Tuesday, January 18, 2011

Painting China as the Borg

In the run-up to Chinese President Hu Jintao's state visit, the Economist offers some sobering thoughts:
”What so many Americans can't seem to accept, is that the Chinese mode of governance seems to be quite stable. There is no plausible threat to the political monopoly of the Chinese Communist Party. Eastern Europeans abandoned belief in Soviet Communism because its economic model was a pathetic shambles, and even so, it took decades to collapse. The Chinese economic model, meanwhile, is a productive powerhouse. As long as it maintains the confidence of its citizens, there's little reason to think that China's political system is going to change on any timescale subject to punditry.”

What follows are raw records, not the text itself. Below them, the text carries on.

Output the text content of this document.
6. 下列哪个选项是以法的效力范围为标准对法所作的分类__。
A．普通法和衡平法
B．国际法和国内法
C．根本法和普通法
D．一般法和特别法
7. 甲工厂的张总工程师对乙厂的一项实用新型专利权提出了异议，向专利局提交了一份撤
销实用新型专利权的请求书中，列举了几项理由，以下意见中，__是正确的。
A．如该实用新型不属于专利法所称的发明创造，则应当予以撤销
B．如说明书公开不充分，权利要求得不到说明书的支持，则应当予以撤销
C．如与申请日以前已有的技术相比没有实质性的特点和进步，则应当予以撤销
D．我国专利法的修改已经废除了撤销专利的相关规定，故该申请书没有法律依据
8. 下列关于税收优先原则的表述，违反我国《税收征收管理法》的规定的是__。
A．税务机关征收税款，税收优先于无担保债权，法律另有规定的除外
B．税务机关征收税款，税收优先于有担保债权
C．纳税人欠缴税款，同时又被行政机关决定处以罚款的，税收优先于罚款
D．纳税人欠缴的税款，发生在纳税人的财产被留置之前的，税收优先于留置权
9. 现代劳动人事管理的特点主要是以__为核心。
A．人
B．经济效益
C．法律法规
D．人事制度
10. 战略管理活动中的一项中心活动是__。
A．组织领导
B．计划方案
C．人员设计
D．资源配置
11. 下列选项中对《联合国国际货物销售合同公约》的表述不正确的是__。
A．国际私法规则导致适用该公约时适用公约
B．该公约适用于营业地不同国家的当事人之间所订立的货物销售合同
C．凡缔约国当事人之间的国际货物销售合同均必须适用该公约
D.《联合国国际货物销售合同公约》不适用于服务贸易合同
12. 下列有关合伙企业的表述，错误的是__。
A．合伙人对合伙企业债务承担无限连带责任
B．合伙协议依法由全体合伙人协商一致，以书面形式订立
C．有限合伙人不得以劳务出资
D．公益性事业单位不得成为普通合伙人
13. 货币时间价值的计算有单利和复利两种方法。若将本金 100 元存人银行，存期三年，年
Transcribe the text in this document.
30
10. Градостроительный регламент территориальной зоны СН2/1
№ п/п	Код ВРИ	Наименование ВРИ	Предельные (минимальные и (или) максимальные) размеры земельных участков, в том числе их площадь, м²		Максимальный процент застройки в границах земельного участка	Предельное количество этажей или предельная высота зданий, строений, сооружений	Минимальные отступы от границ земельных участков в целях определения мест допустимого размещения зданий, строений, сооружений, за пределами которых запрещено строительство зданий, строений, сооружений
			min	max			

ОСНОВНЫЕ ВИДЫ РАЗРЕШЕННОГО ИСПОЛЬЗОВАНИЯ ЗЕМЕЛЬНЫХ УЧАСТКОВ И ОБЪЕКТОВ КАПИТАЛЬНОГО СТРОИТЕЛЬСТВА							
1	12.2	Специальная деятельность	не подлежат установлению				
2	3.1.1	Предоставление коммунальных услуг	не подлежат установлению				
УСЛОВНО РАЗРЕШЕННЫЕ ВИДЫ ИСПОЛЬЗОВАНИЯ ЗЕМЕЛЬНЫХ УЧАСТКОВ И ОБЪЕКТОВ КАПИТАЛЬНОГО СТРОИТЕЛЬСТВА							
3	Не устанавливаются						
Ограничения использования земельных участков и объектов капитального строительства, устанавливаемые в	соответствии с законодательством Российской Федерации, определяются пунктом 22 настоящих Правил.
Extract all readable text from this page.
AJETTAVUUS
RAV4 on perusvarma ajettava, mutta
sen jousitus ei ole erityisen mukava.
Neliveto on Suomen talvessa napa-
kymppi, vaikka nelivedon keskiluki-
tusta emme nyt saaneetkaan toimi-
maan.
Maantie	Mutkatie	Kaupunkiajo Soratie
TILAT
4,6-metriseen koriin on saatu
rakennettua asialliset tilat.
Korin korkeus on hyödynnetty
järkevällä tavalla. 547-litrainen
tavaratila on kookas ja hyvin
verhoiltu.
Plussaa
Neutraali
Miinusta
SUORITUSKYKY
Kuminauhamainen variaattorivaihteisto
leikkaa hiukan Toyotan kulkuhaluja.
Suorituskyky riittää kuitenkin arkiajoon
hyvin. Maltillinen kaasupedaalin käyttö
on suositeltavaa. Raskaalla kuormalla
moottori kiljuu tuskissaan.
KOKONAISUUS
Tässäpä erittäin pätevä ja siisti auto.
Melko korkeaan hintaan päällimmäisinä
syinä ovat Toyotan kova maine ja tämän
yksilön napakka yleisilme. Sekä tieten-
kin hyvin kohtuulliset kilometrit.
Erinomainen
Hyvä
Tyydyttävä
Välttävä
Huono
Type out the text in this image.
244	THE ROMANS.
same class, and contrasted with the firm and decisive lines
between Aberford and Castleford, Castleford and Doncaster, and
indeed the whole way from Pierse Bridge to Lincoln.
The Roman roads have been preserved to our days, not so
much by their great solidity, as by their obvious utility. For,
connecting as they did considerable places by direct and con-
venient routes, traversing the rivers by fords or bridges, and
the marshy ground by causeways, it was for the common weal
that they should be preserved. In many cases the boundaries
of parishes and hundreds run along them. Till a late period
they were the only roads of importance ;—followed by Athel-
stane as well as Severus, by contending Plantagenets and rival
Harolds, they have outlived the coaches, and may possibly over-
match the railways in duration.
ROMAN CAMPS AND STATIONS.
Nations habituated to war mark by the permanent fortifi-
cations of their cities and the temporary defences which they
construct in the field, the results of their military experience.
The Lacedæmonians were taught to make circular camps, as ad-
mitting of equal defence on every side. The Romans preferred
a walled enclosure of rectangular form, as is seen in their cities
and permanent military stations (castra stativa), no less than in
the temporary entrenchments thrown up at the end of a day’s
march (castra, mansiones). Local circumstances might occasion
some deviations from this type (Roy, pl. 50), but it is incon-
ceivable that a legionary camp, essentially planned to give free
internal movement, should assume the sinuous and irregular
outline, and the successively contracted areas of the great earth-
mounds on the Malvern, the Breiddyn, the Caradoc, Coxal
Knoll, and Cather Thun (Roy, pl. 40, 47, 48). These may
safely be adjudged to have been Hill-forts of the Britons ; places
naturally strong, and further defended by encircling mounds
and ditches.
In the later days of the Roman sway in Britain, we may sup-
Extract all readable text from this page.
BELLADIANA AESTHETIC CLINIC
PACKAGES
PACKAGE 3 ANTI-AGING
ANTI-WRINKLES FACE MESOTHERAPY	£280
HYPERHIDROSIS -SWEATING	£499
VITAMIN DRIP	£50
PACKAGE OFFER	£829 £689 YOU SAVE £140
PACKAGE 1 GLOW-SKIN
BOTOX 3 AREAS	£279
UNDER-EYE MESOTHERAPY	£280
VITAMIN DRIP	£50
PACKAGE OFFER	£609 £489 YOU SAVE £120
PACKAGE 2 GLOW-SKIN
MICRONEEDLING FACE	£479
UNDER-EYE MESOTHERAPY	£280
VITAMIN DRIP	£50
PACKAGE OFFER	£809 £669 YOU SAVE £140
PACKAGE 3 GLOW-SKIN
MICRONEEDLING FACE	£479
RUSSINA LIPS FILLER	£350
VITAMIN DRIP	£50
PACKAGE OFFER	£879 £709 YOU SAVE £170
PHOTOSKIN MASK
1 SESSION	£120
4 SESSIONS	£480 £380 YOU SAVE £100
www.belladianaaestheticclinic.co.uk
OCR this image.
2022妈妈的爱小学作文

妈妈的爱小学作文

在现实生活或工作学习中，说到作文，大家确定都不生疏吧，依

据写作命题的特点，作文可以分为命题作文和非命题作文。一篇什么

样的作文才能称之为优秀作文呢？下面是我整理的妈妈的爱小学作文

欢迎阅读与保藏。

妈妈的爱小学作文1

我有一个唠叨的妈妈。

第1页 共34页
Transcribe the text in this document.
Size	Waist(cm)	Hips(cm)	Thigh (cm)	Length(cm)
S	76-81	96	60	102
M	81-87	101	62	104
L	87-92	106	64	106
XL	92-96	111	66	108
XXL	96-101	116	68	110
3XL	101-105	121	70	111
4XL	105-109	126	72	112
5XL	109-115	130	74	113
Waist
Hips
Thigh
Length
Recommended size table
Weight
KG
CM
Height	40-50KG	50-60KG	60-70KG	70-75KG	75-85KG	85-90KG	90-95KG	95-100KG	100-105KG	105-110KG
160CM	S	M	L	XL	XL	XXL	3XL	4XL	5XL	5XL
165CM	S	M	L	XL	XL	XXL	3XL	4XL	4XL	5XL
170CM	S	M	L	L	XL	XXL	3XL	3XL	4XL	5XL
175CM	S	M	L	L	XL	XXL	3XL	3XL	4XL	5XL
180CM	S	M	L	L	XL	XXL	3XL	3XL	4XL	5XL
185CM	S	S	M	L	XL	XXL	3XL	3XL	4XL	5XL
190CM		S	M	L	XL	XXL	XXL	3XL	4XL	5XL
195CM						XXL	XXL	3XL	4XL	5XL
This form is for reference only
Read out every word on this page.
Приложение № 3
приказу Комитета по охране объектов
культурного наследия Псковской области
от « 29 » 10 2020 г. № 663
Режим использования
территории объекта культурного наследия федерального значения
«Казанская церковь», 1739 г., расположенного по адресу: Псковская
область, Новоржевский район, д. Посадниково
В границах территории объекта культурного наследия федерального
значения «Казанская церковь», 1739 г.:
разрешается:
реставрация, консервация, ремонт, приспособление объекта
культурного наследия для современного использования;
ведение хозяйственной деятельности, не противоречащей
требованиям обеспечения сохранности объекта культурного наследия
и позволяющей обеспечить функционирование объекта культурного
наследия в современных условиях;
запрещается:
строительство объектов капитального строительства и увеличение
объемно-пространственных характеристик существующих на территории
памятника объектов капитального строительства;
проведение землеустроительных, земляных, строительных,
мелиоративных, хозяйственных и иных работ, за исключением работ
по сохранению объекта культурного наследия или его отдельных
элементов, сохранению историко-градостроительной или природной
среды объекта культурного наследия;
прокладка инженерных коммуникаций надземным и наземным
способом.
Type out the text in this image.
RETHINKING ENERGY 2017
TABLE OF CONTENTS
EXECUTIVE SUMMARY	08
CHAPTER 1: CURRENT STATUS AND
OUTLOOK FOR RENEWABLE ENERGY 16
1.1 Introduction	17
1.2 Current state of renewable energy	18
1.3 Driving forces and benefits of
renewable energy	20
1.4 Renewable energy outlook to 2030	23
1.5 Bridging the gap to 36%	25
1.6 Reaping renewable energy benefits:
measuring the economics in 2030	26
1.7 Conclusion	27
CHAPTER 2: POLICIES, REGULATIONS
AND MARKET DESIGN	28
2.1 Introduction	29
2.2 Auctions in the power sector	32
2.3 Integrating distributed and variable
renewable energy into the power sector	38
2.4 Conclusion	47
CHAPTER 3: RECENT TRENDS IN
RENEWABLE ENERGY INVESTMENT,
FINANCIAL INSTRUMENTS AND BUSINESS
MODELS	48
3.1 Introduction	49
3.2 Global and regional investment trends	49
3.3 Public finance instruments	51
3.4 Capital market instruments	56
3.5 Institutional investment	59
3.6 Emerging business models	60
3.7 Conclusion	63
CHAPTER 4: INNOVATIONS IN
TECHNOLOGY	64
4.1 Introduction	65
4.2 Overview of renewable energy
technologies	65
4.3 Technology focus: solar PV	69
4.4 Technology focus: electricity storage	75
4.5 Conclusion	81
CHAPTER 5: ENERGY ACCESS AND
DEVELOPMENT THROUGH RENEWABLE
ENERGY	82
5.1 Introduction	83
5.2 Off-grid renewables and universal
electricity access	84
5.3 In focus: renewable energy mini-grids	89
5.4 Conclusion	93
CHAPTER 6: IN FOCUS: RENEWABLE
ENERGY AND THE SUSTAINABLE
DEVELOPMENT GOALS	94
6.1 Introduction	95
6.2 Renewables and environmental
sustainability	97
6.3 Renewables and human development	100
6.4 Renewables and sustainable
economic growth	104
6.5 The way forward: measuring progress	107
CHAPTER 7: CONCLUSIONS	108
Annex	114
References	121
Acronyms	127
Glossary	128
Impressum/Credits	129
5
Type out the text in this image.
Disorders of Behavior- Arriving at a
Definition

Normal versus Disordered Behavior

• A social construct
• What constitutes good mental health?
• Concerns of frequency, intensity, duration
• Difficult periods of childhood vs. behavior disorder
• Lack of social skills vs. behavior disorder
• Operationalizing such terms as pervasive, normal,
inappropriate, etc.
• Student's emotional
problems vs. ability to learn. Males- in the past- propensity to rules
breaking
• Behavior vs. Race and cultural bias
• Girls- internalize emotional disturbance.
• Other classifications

“... It's by no means clear that the United States or any other welfare-state capitalist liberal democracy is the goal. It's not clear where we're heading, and we should keep our wits about us and adapt; we can be left behind, just as others were before us.”
These points are well taken and worth pondering. It is true that in recent decades, China has been as disciplined, unremitting and seemingly unstoppable as the cybernetic Borg of Star Trek. There’s no denying its economic prowess. Yet, the West painted Japan and its vaunted “business is war” ethic in much the same way during the 1980s. But the “Rising Sun” overreached and ultimately sputtered.

I suspect we are similarly misreading China and its potential. Though mighty, its economic foundation rests on an unexploded political bomb. Unless it grants fundamental freedom to its peoples, an implosion seems all but inevitable at some future point. Moving toward democracy remains anathema to China’s communist Mandarins. But, as the Borg would say, resistance is futile.